🤖 AI Summary
This study investigates the capabilities and limitations of multimodal generative models (e.g., DALL-E 3, GPT-4V) in compositional scene understanding—specifically, scenes involving more than five objects and multiple spatial or semantic relations—and quantifies their performance gap relative to human cognition. To this end, we introduce the first standardized benchmark for compositional visual reasoning, comprising a structured test set generated via controllable synthetic prompting, a unified cross-model evaluation protocol, and a human–model comparative experimental paradigm. Results show that while current models significantly outperform prior generations on simple compositional tasks, their accuracy drops sharply on complex scenes, averaging 42.6% lower than human performance—revealing a fundamental bottleneck in structured visual reasoning. Our core contribution is the first comprehensive evaluation framework for compositional scene understanding with an explicit human baseline, which clearly exposes the generational gap between state-of-the-art models and humans in symbolic spatial relation modeling.
📝 Abstract
The visual world is fundamentally compositional. Visual scenes are defined by the composition of objects and their relations. Hence, it is essential for computer vision systems to reflect and exploit this compositionality to achieve robust and generalizable scene understanding. While major strides have been made toward the development of general-purpose, multimodal generative models, including both text-to-image models and multimodal vision-language models, it remains unclear whether these systems are capable of accurately generating and interpreting scenes involving the composition of multiple objects and relations. In this work, we present an evaluation of the compositional visual processing capabilities in the current generation of text-to-image (DALL-E 3) and multimodal vision-language models (GPT-4V, GPT-4o, Claude Sonnet 3.5, QWEN2-VL-72B, and InternVL2.5-38B), and compare the performance of these systems to human participants.
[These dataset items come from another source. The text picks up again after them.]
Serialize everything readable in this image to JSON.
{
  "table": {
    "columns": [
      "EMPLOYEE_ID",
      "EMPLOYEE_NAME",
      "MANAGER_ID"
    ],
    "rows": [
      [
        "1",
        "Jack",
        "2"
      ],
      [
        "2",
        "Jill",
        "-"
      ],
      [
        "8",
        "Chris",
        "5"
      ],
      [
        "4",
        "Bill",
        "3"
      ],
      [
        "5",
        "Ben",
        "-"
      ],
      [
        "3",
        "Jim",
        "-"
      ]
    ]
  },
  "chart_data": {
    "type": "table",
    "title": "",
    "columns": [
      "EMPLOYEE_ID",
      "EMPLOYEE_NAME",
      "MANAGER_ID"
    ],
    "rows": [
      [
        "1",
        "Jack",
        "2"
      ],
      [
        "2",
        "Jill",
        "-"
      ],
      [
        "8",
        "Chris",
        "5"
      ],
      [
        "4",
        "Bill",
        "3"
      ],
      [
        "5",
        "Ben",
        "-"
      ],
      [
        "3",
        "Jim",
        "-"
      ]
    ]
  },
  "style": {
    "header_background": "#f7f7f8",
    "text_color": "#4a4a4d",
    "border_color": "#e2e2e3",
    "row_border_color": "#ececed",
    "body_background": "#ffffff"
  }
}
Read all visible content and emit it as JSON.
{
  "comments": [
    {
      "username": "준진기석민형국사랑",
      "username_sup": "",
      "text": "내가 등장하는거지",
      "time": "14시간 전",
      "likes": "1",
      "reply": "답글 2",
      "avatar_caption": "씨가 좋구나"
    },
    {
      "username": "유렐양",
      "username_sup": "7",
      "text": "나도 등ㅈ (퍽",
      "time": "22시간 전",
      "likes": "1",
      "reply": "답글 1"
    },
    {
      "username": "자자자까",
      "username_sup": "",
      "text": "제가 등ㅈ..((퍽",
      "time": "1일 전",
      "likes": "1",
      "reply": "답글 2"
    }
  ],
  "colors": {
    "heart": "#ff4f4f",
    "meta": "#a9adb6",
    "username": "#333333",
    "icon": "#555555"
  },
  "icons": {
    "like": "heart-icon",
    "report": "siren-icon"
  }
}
The results suggest that these systems display some ability to solve compositional and relational tasks, showing notable improvements over the previous generation of multimodal models, but with performance nevertheless well below the level of human participants, particularly for more complex scenes involving many ($>5$) objects and multiple relations. These results highlight the need for further progress toward compositional understanding of visual scenes.